“Fôlego”: Amor em tempos de nada
Sul-coreano Kim Ki-Duk tece alegoria sobre o amor, desejo e traição em fria relação entre sentenciado e pintora, que nada esperam um do outro
Publicado 27/06/2008 18:41
Hollywood impôs ao espectador de todo o planeta uma forma de ver cinema, difícil de ser negligenciada. A história segue em linha reta, com raros desvios, cruzamentos e paradas. Cada seqüência, ligada à anterior, pode ser acompanhada sem o risco de ficar confusa. A reação vem na hora e lugar certo. Até as risadas são cronometradas. E, embora ele, o espectador, saiba de antemão as reações dos personagens, há sempre a suspeita de que algo diferente irá acontecer, ainda que ele não o queira. Mesmo que o happy-end não ocorra nos moldes tradicionais, haverá a sensação de que aquele final era inevitável. O importante é que ele vá para casa no melhor dos mundos ainda que na esquina o espere algo diverso. Assim, quando ele se defronta com um filme do cineasta sul-coreano Kim Ki-Duk, como “Casa Vazia”, “Primavera, Verão, Outono, Inverno”, ou este “Fôlego”, em que estas regras estão viradas para cima, como numa pirâmide invertida, a impressão é de que há espaços demais a ser preenchidos. E por ele mesmo, espectador, nada lhe será dado de graça, sem que ele se esforce para apreender o encadeado na tela.
Nada semelhante mesmo às obras de arte vistas antes e tidas como “filme-cabeça”. Kim Ki-Duk quer dele outro tipo de participação. Que ligue as seqüências, que projete o que acontecerá a seguir e preste atenção nas poucas informações que lhes são dadas para amarrar, no final, todos os entrechos do filme. Ou seja, não haverá nada gratuito, a exemplo dos filmes hollywoodianos em que vários ganchos são deixados ao longo do filme, dividido em três atos, para serem, no final, ligados uns aos outros. Com Ki-Duk isto não acontece. As seqüências não estão ligadas umas às outras, elas se desenvolvem como num quadro, em que nele estão todas as informações, conteúdos, ações e reações. Numa seqüência de “Fôlego”, passada na prisão em que Yang Jin (Chang Chen) aguarda execução, ele se vê diante da desconhecida Yeon (Ji-a Park) cantando uma canção de boas vindas. Qualquer ilação que se faça irá tirar o sentido da cena. Ela basta a si mesma. Iguais às demais que virão a seguir.

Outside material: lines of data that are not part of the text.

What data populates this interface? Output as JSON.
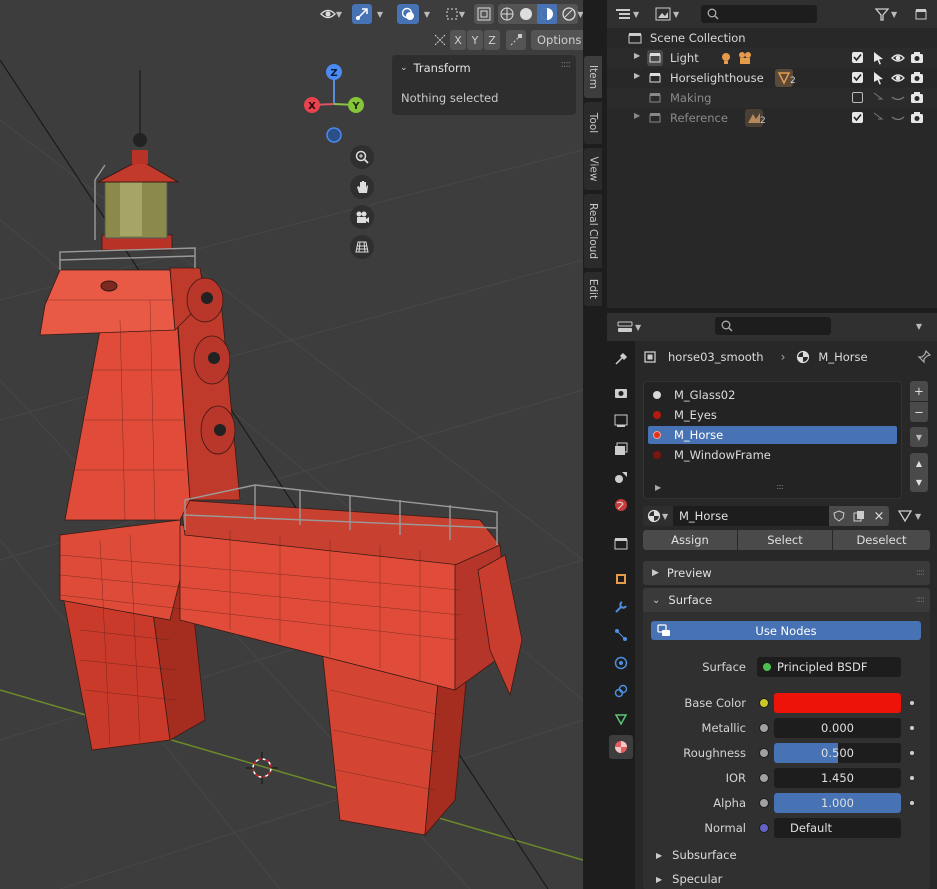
{
  "viewport": {
    "options_label": "Options",
    "axis_x": "X",
    "axis_y": "Y",
    "axis_z": "Z",
    "gizmo_x": "X",
    "gizmo_y": "Y",
    "gizmo_z": "Z",
    "icons": [
      "visibility-icon",
      "gizmo-icon",
      "overlay-icon",
      "xray-icon",
      "wireframe-shading-icon",
      "solid-shading-icon",
      "material-shading-icon",
      "rendered-shading-icon",
      "zoom-icon",
      "hand-icon",
      "camera-icon",
      "grid-icon"
    ]
  },
  "npanel": {
    "title": "Transform",
    "empty_text": "Nothing selected",
    "tabs": [
      "Item",
      "Tool",
      "View",
      "Real Cloud",
      "Edit"
    ]
  },
  "outliner": {
    "root": "Scene Collection",
    "rows": [
      {
        "name": "Light",
        "badge": ""
      },
      {
        "name": "Horselighthouse",
        "badge": "2"
      },
      {
        "name": "Making",
        "badge": ""
      },
      {
        "name": "Reference",
        "badge": "2"
      }
    ]
  },
  "properties": {
    "object_name": "horse03_smooth",
    "material_name": "M_Horse",
    "slots": [
      {
        "name": "M_Glass02",
        "color": "#d9d9d9"
      },
      {
        "name": "M_Eyes",
        "color": "#b51a10"
      },
      {
        "name": "M_Horse",
        "color": "#e3321b"
      },
      {
        "name": "M_WindowFrame",
        "color": "#7a1510"
      }
    ],
    "material_field": "M_Horse",
    "assign": "Assign",
    "select": "Select",
    "deselect": "Deselect",
    "preview": "Preview",
    "surface_header": "Surface",
    "use_nodes": "Use Nodes",
    "surface_label": "Surface",
    "surface_value": "Principled BSDF",
    "base_color_label": "Base Color",
    "base_color": "#ee1309",
    "metallic_label": "Metallic",
    "metallic": "0.000",
    "roughness_label": "Roughness",
    "roughness": "0.500",
    "roughness_fraction": 0.5,
    "ior_label": "IOR",
    "ior": "1.450",
    "alpha_label": "Alpha",
    "alpha": "1.000",
    "alpha_fraction": 1.0,
    "normal_label": "Normal",
    "normal_value": "Default",
    "subsurface": "Subsurface",
    "specular": "Specular",
    "accent": "#4772b3"
  }
}
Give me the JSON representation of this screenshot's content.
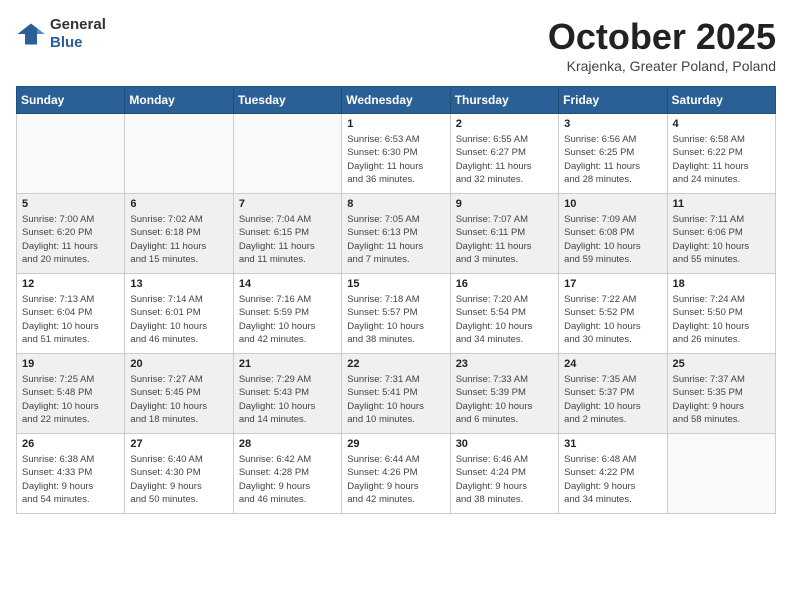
{
  "header": {
    "logo_general": "General",
    "logo_blue": "Blue",
    "month": "October 2025",
    "location": "Krajenka, Greater Poland, Poland"
  },
  "weekdays": [
    "Sunday",
    "Monday",
    "Tuesday",
    "Wednesday",
    "Thursday",
    "Friday",
    "Saturday"
  ],
  "weeks": [
    [
      {
        "day": "",
        "info": ""
      },
      {
        "day": "",
        "info": ""
      },
      {
        "day": "",
        "info": ""
      },
      {
        "day": "1",
        "info": "Sunrise: 6:53 AM\nSunset: 6:30 PM\nDaylight: 11 hours\nand 36 minutes."
      },
      {
        "day": "2",
        "info": "Sunrise: 6:55 AM\nSunset: 6:27 PM\nDaylight: 11 hours\nand 32 minutes."
      },
      {
        "day": "3",
        "info": "Sunrise: 6:56 AM\nSunset: 6:25 PM\nDaylight: 11 hours\nand 28 minutes."
      },
      {
        "day": "4",
        "info": "Sunrise: 6:58 AM\nSunset: 6:22 PM\nDaylight: 11 hours\nand 24 minutes."
      }
    ],
    [
      {
        "day": "5",
        "info": "Sunrise: 7:00 AM\nSunset: 6:20 PM\nDaylight: 11 hours\nand 20 minutes."
      },
      {
        "day": "6",
        "info": "Sunrise: 7:02 AM\nSunset: 6:18 PM\nDaylight: 11 hours\nand 15 minutes."
      },
      {
        "day": "7",
        "info": "Sunrise: 7:04 AM\nSunset: 6:15 PM\nDaylight: 11 hours\nand 11 minutes."
      },
      {
        "day": "8",
        "info": "Sunrise: 7:05 AM\nSunset: 6:13 PM\nDaylight: 11 hours\nand 7 minutes."
      },
      {
        "day": "9",
        "info": "Sunrise: 7:07 AM\nSunset: 6:11 PM\nDaylight: 11 hours\nand 3 minutes."
      },
      {
        "day": "10",
        "info": "Sunrise: 7:09 AM\nSunset: 6:08 PM\nDaylight: 10 hours\nand 59 minutes."
      },
      {
        "day": "11",
        "info": "Sunrise: 7:11 AM\nSunset: 6:06 PM\nDaylight: 10 hours\nand 55 minutes."
      }
    ],
    [
      {
        "day": "12",
        "info": "Sunrise: 7:13 AM\nSunset: 6:04 PM\nDaylight: 10 hours\nand 51 minutes."
      },
      {
        "day": "13",
        "info": "Sunrise: 7:14 AM\nSunset: 6:01 PM\nDaylight: 10 hours\nand 46 minutes."
      },
      {
        "day": "14",
        "info": "Sunrise: 7:16 AM\nSunset: 5:59 PM\nDaylight: 10 hours\nand 42 minutes."
      },
      {
        "day": "15",
        "info": "Sunrise: 7:18 AM\nSunset: 5:57 PM\nDaylight: 10 hours\nand 38 minutes."
      },
      {
        "day": "16",
        "info": "Sunrise: 7:20 AM\nSunset: 5:54 PM\nDaylight: 10 hours\nand 34 minutes."
      },
      {
        "day": "17",
        "info": "Sunrise: 7:22 AM\nSunset: 5:52 PM\nDaylight: 10 hours\nand 30 minutes."
      },
      {
        "day": "18",
        "info": "Sunrise: 7:24 AM\nSunset: 5:50 PM\nDaylight: 10 hours\nand 26 minutes."
      }
    ],
    [
      {
        "day": "19",
        "info": "Sunrise: 7:25 AM\nSunset: 5:48 PM\nDaylight: 10 hours\nand 22 minutes."
      },
      {
        "day": "20",
        "info": "Sunrise: 7:27 AM\nSunset: 5:45 PM\nDaylight: 10 hours\nand 18 minutes."
      },
      {
        "day": "21",
        "info": "Sunrise: 7:29 AM\nSunset: 5:43 PM\nDaylight: 10 hours\nand 14 minutes."
      },
      {
        "day": "22",
        "info": "Sunrise: 7:31 AM\nSunset: 5:41 PM\nDaylight: 10 hours\nand 10 minutes."
      },
      {
        "day": "23",
        "info": "Sunrise: 7:33 AM\nSunset: 5:39 PM\nDaylight: 10 hours\nand 6 minutes."
      },
      {
        "day": "24",
        "info": "Sunrise: 7:35 AM\nSunset: 5:37 PM\nDaylight: 10 hours\nand 2 minutes."
      },
      {
        "day": "25",
        "info": "Sunrise: 7:37 AM\nSunset: 5:35 PM\nDaylight: 9 hours\nand 58 minutes."
      }
    ],
    [
      {
        "day": "26",
        "info": "Sunrise: 6:38 AM\nSunset: 4:33 PM\nDaylight: 9 hours\nand 54 minutes."
      },
      {
        "day": "27",
        "info": "Sunrise: 6:40 AM\nSunset: 4:30 PM\nDaylight: 9 hours\nand 50 minutes."
      },
      {
        "day": "28",
        "info": "Sunrise: 6:42 AM\nSunset: 4:28 PM\nDaylight: 9 hours\nand 46 minutes."
      },
      {
        "day": "29",
        "info": "Sunrise: 6:44 AM\nSunset: 4:26 PM\nDaylight: 9 hours\nand 42 minutes."
      },
      {
        "day": "30",
        "info": "Sunrise: 6:46 AM\nSunset: 4:24 PM\nDaylight: 9 hours\nand 38 minutes."
      },
      {
        "day": "31",
        "info": "Sunrise: 6:48 AM\nSunset: 4:22 PM\nDaylight: 9 hours\nand 34 minutes."
      },
      {
        "day": "",
        "info": ""
      }
    ]
  ]
}
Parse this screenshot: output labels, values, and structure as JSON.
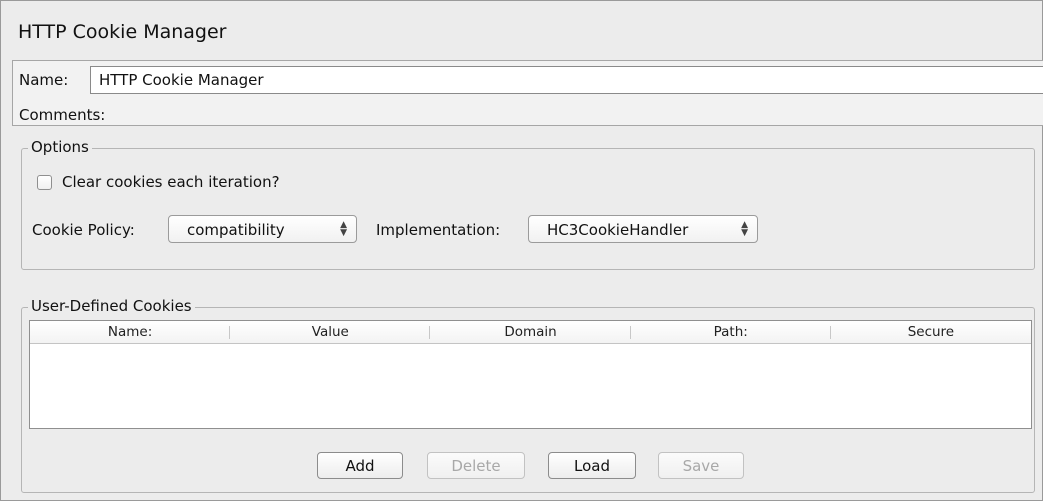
{
  "title": "HTTP Cookie Manager",
  "name_field": {
    "label": "Name:",
    "value": "HTTP Cookie Manager"
  },
  "comments_field": {
    "label": "Comments:",
    "value": ""
  },
  "options": {
    "legend": "Options",
    "clear_cookies_label": "Clear cookies each iteration?",
    "clear_cookies_checked": false,
    "cookie_policy_label": "Cookie Policy:",
    "cookie_policy_value": "compatibility",
    "implementation_label": "Implementation:",
    "implementation_value": "HC3CookieHandler"
  },
  "user_defined_cookies": {
    "legend": "User-Defined Cookies",
    "columns": [
      "Name:",
      "Value",
      "Domain",
      "Path:",
      "Secure"
    ],
    "rows": []
  },
  "buttons": {
    "add": "Add",
    "delete": "Delete",
    "load": "Load",
    "save": "Save"
  },
  "icons": {
    "select_arrows": "up-down-chevron-icon"
  }
}
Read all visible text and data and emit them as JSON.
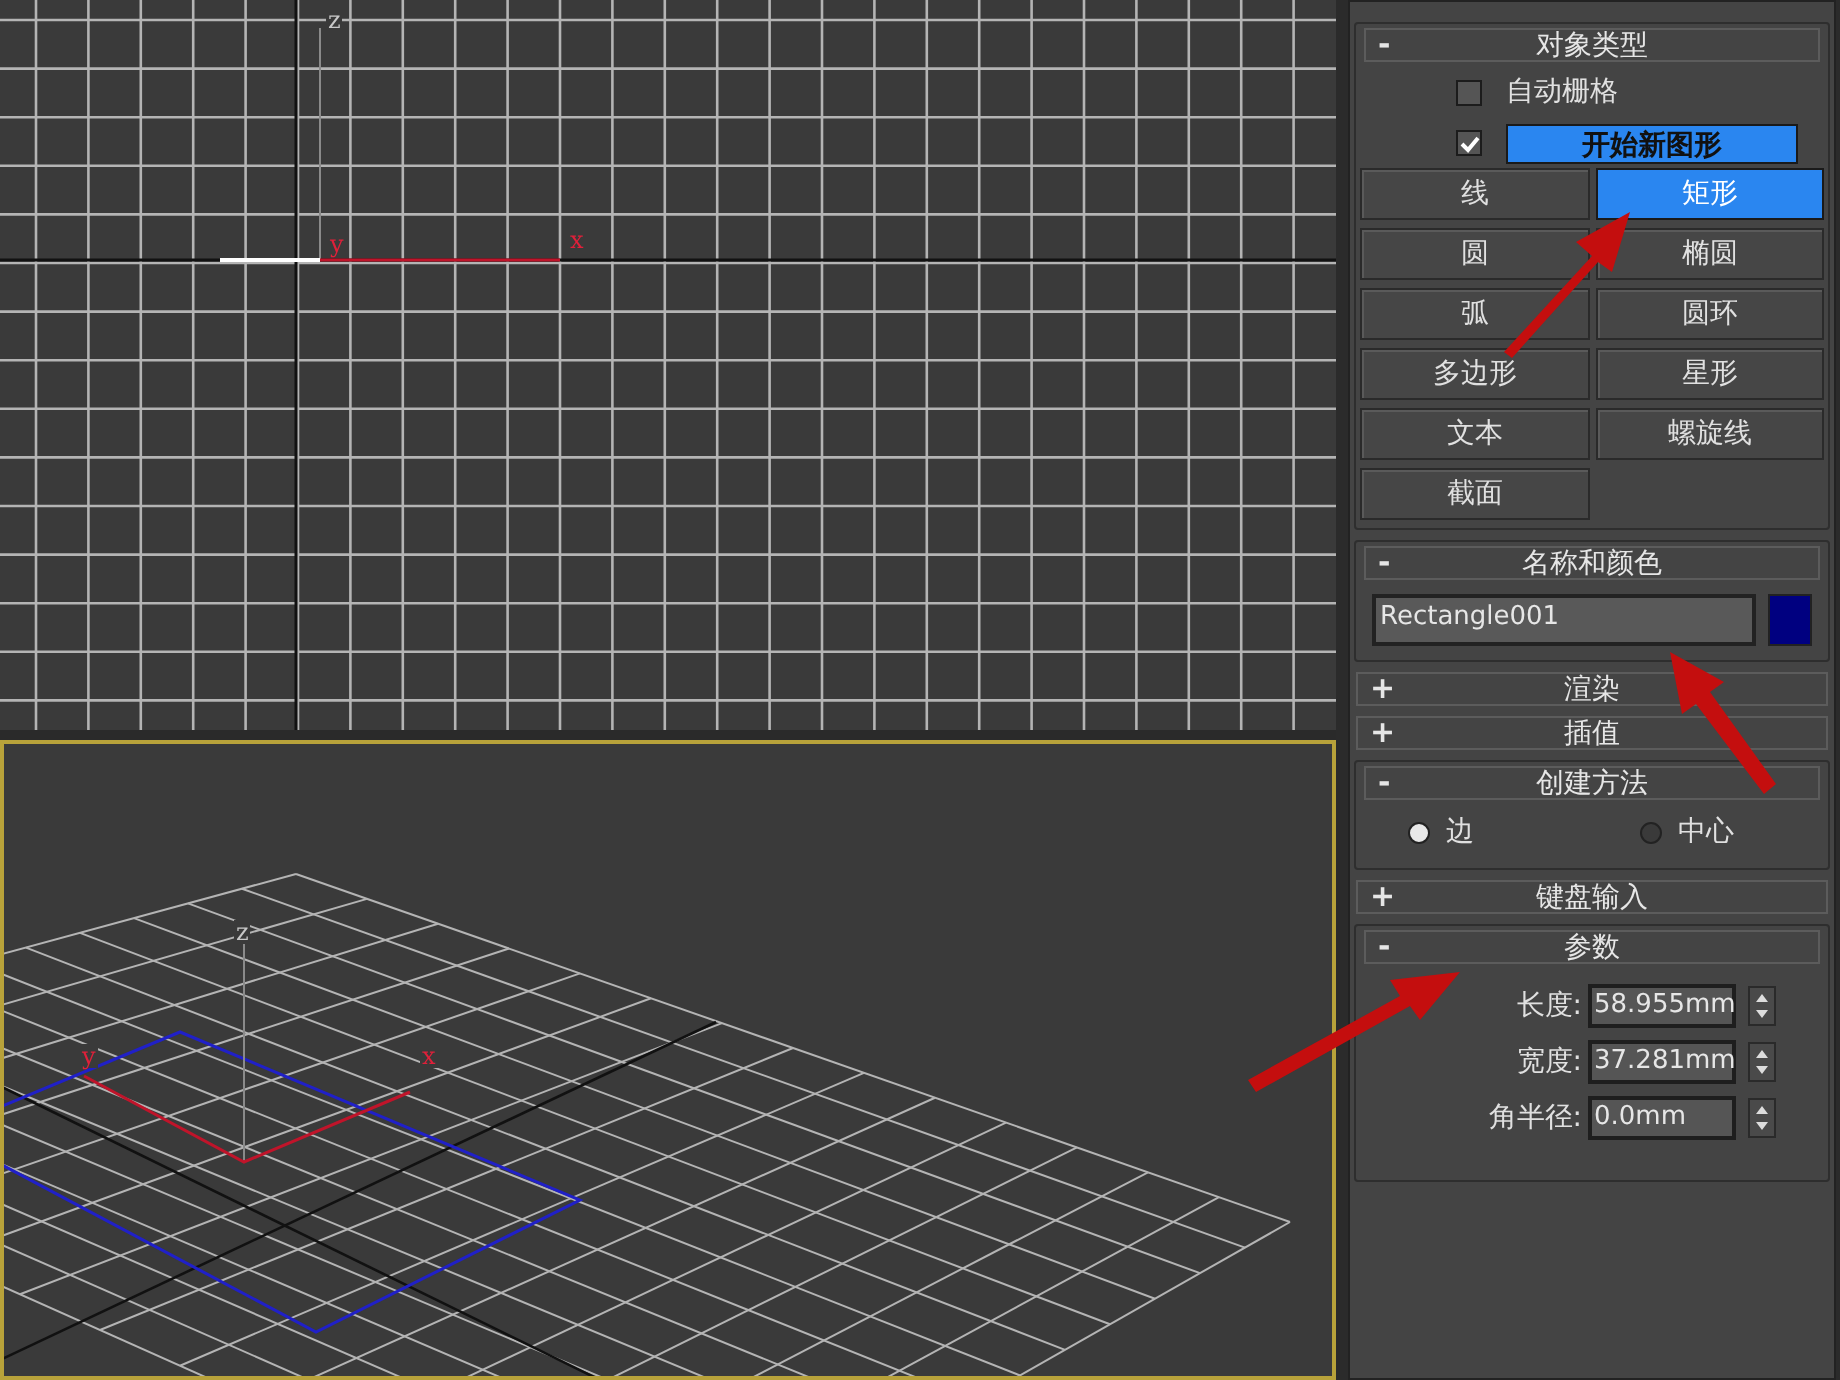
{
  "viewports": [
    {
      "kind": "ortho",
      "axis_labels": [
        {
          "kind": "z",
          "text": "z"
        },
        {
          "kind": "y",
          "text": "y"
        },
        {
          "kind": "x",
          "text": "x"
        }
      ],
      "active": false
    },
    {
      "kind": "perspective",
      "axis_labels": [
        {
          "kind": "z",
          "text": "z"
        },
        {
          "kind": "y",
          "text": "y"
        },
        {
          "kind": "x",
          "text": "x"
        }
      ],
      "active": true
    }
  ],
  "rollouts": [
    {
      "kind": "object_type",
      "title": "对象类型",
      "expanded": true,
      "sign": "-",
      "auto_grid": {
        "label": "自动栅格",
        "checked": false
      },
      "start_new_shape": {
        "label": "开始新图形",
        "checked": true
      },
      "buttons": [
        {
          "label": "线",
          "selected": false
        },
        {
          "label": "矩形",
          "selected": true
        },
        {
          "label": "圆",
          "selected": false
        },
        {
          "label": "椭圆",
          "selected": false
        },
        {
          "label": "弧",
          "selected": false
        },
        {
          "label": "圆环",
          "selected": false
        },
        {
          "label": "多边形",
          "selected": false
        },
        {
          "label": "星形",
          "selected": false
        },
        {
          "label": "文本",
          "selected": false
        },
        {
          "label": "螺旋线",
          "selected": false
        },
        {
          "label": "截面",
          "selected": false
        }
      ]
    },
    {
      "kind": "name_color",
      "title": "名称和颜色",
      "expanded": true,
      "sign": "-",
      "name": "Rectangle001",
      "color": "#000080"
    },
    {
      "kind": "collapsed",
      "title": "渲染",
      "expanded": false,
      "sign": "+"
    },
    {
      "kind": "collapsed",
      "title": "插值",
      "expanded": false,
      "sign": "+"
    },
    {
      "kind": "creation_method",
      "title": "创建方法",
      "expanded": true,
      "sign": "-",
      "options": [
        {
          "label": "边",
          "selected": true
        },
        {
          "label": "中心",
          "selected": false
        }
      ]
    },
    {
      "kind": "collapsed",
      "title": "键盘输入",
      "expanded": false,
      "sign": "+"
    },
    {
      "kind": "parameters",
      "title": "参数",
      "expanded": true,
      "sign": "-",
      "fields": [
        {
          "label": "长度:",
          "value": "58.955mm"
        },
        {
          "label": "宽度:",
          "value": "37.281mm"
        },
        {
          "label": "角半径:",
          "value": "0.0mm"
        }
      ]
    }
  ]
}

Espaços vazios sintetizam as relações simbólicas dos personagens
As únicas seqüências que destoam são as que se passam no apartamento que Yeon, artista plástica, divide com o marido (Há Yung-Woo) e a filha, ainda criança. Ali as ações são realistas, as reações estão baseadas no comportamento do marido, cuja amante não cessa de lhe telefonar, mesmo diante dela, Yeon. Ela se vinga atirando a camisa dele da sacada do apartamento. Uma reação normal, diante da traição, que sintetiza seu desejo de vê-lo atropelado pelo caminhão de lixo. Ou assistindo a programa policial na televisão, sendo execrada pelo marido. Principalmente quando ele percebe seu interesse pelo caso de Yang Jin, internado em mais uma de suas tentativas de suicídio. A saída de Yeon é voltar à escultura de um anjo cujas asas ela molda devagar, como se temesse fazê-lo em tempo recorte, numa espécie de teia refeita à exaustão por Penélope. E aguardar o momento em que o marido e a filha retornem no fim de tarde para envolver-se de novo num cotidiano que a entedia.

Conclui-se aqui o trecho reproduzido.